Dennis contacted our helpline because his employer intended to carry out an enhanced Disclosure & Barring Service (DBS) check for his job. Dennis did believe his job was eligible for an enhanced check. Before the check was submitted, Dennis had disclosed details of his criminal record and was suspended by his employer.
Dennis as a driver for an out of hours doctor’s service. Dennis stated that his job involved driving doctors to their appointments and waiting whilst they attended to a patient. On occasion, it was necessary for him to act as a chaperone whilst the doctor carried out a procedure on the patient but this had only happened twice in the previous year.
On reading the job description, we agreed that his job would not be eligible for an enhanced DBS check. To be eligible, he would need to be performing chaperone duties once a week or more, or at least four days in a 30 day period. In any event, Dennis would be accompanied at all times by a medical professional who had been DBS checked and had overall responsibility for the patient. We provided Dennis with information and advice on challenging the check and offered to speak with his employer.
Three weeks later, Dennis contacted us to confirm that he had raised the question of eligibility with his employer. Although they had conducted a review of his case and lifted his suspension, they still wanted to proceed with the enhanced DBS check.
We advised Dennis to contact his Employment Relations Manager, outlining that:
- There was no legal basis for an enhanced DBS check to be conducted on his driver’s role; and
- If it were found that an enhanced DBS check was not necessary, then the employer could be holding information which they would not legally be entitled to hold and could have action taken against them under the Data Protection Act.
The Employment Relations Manager replied stating that following further investigation and advice from DBS they would no longer be carrying out the enhanced DBS check as a chaperone is:
At all times accompanied by a medical professional who has undertaken an enhanced disclosure check themselves”
The employer intended to revise their recruitment policy to reflect this.

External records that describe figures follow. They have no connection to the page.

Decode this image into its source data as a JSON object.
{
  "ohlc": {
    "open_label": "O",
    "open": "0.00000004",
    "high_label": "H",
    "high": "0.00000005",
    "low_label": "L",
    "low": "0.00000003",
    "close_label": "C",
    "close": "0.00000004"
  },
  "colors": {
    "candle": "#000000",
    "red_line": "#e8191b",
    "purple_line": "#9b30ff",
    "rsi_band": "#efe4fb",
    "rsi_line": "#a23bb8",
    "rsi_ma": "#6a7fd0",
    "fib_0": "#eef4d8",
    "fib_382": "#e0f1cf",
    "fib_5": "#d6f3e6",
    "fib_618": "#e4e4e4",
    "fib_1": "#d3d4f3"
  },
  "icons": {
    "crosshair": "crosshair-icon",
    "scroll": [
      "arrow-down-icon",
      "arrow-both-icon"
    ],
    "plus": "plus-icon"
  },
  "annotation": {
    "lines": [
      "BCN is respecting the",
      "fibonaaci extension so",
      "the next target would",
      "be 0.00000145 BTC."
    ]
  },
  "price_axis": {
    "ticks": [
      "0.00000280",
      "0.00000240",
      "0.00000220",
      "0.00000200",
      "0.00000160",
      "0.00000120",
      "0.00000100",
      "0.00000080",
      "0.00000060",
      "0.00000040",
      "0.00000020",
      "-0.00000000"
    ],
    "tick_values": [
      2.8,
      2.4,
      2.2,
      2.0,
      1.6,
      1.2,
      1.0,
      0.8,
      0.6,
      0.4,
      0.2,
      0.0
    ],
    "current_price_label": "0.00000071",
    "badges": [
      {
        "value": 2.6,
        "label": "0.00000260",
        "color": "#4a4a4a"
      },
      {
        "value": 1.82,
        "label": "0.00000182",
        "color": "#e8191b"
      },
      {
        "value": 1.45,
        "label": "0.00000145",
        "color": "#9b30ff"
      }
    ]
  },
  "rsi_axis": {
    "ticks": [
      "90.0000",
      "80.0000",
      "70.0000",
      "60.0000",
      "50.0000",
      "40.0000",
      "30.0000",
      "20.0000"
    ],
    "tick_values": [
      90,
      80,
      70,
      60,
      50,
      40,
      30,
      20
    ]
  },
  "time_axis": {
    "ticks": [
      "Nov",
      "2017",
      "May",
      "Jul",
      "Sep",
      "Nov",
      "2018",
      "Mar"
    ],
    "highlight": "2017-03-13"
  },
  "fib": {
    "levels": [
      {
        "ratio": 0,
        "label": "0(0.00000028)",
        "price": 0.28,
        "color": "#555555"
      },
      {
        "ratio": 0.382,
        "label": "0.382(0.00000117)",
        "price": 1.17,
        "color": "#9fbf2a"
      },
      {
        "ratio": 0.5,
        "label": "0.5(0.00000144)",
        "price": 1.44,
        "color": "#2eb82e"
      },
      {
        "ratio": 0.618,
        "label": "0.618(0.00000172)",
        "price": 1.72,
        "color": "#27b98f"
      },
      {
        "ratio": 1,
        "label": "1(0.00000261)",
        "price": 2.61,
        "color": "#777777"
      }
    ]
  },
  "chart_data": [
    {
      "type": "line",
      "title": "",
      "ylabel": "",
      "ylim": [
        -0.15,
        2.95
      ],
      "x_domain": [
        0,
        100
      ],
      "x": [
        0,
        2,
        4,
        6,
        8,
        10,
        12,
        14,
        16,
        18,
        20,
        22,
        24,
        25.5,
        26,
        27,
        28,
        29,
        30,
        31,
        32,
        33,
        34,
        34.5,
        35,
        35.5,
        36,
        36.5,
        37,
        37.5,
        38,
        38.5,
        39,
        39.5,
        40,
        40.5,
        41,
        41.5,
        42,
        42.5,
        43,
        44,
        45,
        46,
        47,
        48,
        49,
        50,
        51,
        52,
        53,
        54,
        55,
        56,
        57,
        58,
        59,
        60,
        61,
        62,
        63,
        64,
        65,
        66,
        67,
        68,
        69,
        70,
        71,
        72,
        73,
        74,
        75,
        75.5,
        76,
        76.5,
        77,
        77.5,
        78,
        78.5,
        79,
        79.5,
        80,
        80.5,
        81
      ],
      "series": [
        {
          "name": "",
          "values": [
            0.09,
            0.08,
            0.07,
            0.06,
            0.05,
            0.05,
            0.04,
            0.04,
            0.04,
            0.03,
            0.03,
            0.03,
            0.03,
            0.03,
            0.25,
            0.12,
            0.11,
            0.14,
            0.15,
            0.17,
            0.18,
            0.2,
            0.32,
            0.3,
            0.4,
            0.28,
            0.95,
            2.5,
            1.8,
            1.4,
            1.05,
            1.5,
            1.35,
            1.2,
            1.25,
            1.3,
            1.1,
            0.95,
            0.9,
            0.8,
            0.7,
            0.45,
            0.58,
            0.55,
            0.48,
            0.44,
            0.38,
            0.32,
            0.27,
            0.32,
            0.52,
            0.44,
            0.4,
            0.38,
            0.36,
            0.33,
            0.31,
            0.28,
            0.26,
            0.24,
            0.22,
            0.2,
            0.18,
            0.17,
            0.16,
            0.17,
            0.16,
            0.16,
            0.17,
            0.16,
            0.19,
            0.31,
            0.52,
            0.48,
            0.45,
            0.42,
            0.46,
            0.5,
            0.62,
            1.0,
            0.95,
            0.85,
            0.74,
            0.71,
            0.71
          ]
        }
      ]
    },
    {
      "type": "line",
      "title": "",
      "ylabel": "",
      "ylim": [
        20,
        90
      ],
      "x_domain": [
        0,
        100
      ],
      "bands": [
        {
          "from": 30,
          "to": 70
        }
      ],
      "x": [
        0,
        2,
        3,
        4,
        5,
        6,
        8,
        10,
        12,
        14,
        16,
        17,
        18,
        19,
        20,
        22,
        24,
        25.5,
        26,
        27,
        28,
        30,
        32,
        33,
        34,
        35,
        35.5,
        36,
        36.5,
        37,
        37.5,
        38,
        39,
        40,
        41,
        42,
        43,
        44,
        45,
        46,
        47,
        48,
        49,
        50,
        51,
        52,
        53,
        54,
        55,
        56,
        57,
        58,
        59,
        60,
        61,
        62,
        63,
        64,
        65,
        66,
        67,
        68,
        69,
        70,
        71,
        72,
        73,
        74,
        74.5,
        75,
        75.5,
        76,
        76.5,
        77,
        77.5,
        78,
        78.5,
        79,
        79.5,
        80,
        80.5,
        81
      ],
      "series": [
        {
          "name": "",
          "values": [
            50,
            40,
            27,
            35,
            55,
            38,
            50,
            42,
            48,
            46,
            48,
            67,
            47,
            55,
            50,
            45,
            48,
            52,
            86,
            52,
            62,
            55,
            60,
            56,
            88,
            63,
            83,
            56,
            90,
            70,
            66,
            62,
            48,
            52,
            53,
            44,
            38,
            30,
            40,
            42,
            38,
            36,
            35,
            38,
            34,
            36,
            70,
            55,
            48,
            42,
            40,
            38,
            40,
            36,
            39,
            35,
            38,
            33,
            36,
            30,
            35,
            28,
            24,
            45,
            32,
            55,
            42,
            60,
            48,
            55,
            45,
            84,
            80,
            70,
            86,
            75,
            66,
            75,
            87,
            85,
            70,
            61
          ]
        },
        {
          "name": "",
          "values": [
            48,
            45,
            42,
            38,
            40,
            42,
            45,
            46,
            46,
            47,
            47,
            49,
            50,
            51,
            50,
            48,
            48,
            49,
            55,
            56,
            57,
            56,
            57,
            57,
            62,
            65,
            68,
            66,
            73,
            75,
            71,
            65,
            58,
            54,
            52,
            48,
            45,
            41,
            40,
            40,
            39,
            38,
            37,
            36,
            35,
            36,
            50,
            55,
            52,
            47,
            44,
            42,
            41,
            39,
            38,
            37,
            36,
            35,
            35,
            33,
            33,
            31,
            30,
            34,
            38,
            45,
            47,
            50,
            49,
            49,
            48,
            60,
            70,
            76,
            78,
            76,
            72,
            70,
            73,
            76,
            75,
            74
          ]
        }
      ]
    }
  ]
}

This case demonstrates how employers can sometimes wrongly believe higher level checks are required due to their client groups. Ineligible checks may result in an employer holding information that they are not legally entitled to hold.
Having an understanding of criminal record checks means that it’s possible to successfully challenge employers who may be looking to carry out ineligible checks. Any employer is permitted to carry out a basic criminal record check, but if your conviction is spent (as in Dennis’ case) you would not need to disclose it to an employer.
Notes about this case study
This case study relates to Unlock’s casework.
Names and details have been changed to protect the identity of those involved.